A taxi directly from the airport will cost approximately 20.00 to 25.00 GBP to the city centre for a one-way journey. 
There is also a bus service direct from the airport to the city centre which will cost 4.50 GBP single or 7.50 GBP return - the Airlink 100. This is a frequent service (every 10 minutes during peak times) and will bring you close to Waverley Railway Station, only a short walk to the workshop venue.
Lothian buses charge £1.70 for a single, £4.00 for a day ticket. Please note that the exact fare is required and no change is given.
If travelling by train, please note that Edinburgh has several railway stations - Waverley Railway Station being the main station and closest to the workshop venue. If you alight at Edinburgh Waverley, the workshop venue is an easy 15 minute walk away

Programme

A tentative programme will be appear here shortly.

 

Talks and abstracts

Alessio Corti
Volume-preserving birational maps of PP3
After a short summary of the Sarkisov program for Mori fibred Calabi–Yau pairs, I report on joint work with Araujo and Massarenti on volume preserving birational maps of PP3.

Anne-Sophie Kaloghiros
Maximal intersection Calabi-Yau pairs
A Calabi-Yau (CY) pair (X, D) consists of a normal projective variety and a reduced
anti-canonical integral divisor D on it. Such pairs come up in a variety of contexts; for example, cluster varieties are obtained by glueing CY pairs by crepant birational maps. Recent developments in mirror symmetry suggest that cluster varieties are “natural" mirror partners of Fano varieties with a toric degeneration, and that understanding the birational geometry of CY pairs is an important step in the study of mirror symmetry and moduli of Fano varieties.
In this talk, I will discuss the birational geometry of CY pairs and some 3-fold examples.

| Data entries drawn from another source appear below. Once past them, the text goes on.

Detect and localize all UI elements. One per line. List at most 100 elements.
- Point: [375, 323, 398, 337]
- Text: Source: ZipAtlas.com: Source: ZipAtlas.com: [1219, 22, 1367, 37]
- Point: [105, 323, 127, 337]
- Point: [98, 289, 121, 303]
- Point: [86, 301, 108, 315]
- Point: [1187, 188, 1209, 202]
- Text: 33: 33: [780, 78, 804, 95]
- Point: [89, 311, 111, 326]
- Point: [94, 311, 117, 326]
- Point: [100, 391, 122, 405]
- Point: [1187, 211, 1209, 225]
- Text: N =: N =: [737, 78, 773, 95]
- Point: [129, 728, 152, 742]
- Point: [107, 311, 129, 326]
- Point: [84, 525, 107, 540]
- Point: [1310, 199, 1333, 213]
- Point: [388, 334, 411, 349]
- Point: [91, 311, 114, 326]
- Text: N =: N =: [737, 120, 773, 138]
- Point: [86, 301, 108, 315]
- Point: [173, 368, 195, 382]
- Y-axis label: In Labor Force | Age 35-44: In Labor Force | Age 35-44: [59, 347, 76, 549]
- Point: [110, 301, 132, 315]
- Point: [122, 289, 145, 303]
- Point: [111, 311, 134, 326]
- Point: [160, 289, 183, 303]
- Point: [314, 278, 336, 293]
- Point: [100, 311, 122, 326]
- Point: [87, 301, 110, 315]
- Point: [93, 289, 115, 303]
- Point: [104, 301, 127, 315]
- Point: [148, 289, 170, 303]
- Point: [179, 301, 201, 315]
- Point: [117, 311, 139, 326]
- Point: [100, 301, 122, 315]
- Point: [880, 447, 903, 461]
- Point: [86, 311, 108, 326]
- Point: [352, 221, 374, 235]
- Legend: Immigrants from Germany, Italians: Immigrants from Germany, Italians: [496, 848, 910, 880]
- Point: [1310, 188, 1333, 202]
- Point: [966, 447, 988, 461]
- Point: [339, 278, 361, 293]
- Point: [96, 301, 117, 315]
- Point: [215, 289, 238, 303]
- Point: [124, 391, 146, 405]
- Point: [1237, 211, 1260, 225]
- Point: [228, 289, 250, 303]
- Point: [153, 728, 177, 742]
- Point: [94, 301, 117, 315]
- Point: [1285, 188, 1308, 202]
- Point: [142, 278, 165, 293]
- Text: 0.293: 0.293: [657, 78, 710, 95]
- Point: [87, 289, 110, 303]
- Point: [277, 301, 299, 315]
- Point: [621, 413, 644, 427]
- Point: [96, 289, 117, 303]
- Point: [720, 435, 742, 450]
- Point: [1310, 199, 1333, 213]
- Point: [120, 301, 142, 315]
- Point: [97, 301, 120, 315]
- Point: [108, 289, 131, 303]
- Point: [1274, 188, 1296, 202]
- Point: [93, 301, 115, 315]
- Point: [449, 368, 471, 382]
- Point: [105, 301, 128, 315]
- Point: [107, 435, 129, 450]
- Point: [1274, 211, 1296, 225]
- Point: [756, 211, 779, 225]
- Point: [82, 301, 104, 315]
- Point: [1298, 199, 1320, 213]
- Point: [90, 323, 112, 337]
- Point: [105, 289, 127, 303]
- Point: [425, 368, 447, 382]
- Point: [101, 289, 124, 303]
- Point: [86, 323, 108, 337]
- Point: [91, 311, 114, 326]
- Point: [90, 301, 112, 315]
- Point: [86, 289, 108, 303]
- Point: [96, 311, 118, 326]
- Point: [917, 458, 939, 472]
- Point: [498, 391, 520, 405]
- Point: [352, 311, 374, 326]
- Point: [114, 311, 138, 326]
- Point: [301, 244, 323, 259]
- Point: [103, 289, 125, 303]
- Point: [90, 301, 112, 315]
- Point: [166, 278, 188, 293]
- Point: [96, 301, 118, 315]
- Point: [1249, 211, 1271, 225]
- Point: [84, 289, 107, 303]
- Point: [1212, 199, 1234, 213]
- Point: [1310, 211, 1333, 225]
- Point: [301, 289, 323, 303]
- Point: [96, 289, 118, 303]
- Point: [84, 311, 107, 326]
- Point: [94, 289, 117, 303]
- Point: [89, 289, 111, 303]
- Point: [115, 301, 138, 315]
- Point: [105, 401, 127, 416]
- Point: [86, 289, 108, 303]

John Ottem                     
The integral Hodge conjecture for curve classes
The Hodge conjecture predicts which rational cohomology classes on a smooth complex projective variety can be represented by linear combinations of complex subvarieties. The integral Hodge conjecture, the analogous conjecture for integral homology classes, is known to be false in general (the first counterexamples were given in dimension 7 by Atiyah and Hirzebruch). I'll give a short survey talk on this conjecture, and present some new counterexamples in dimension three. This is joint work with Olivier Benoist.

Piotr Pokora
On the bounded negativity conjecture
The main aim of my talk is to present some recent developments on the bounded negativity conjecture. The conjecture states that for every smooth complex projective surface $X$ there exists an integer $b(X)$ such that for all irreducible and reduced curves $C \subset X$ one has $C^{2} \geq -b(X)$. There are some surfaces for which the BNC holds, for instance surfaces with the canonical divisor $-K_{X}$ being $\mathbb{Q}$-effective, but in general the question is open. It is notoriously difficult to predict where a certain blowing up of a given surface has bounded negativity, for instance it is not known whether the blowing up of the complex projective plane along $10$ very general points has bounded negativity. In my talk I am going to discuss the current state of the art in that field especially focusing on the effective bounds on the self-intersection numbers of certain classes of curve on blow ups of surfaces with Kodaira dimension $\leq 0$.

Konstantin Shramov
Birational automorphisms of surfaces and threefolds
I will survey boundedness results for finite groups of birational automorphisms of surfaces and threefolds, with special regard for Jordan property.

Francesco Zucconi
Rationality of special subloci in the moduli space of spin curves
We will show how to use the birational geometry of some well-known Fano 3-folds to prove the rationality of the moduli space of spin hyperelliptic curves and of genus 4 spin curves with a unique trigonal series.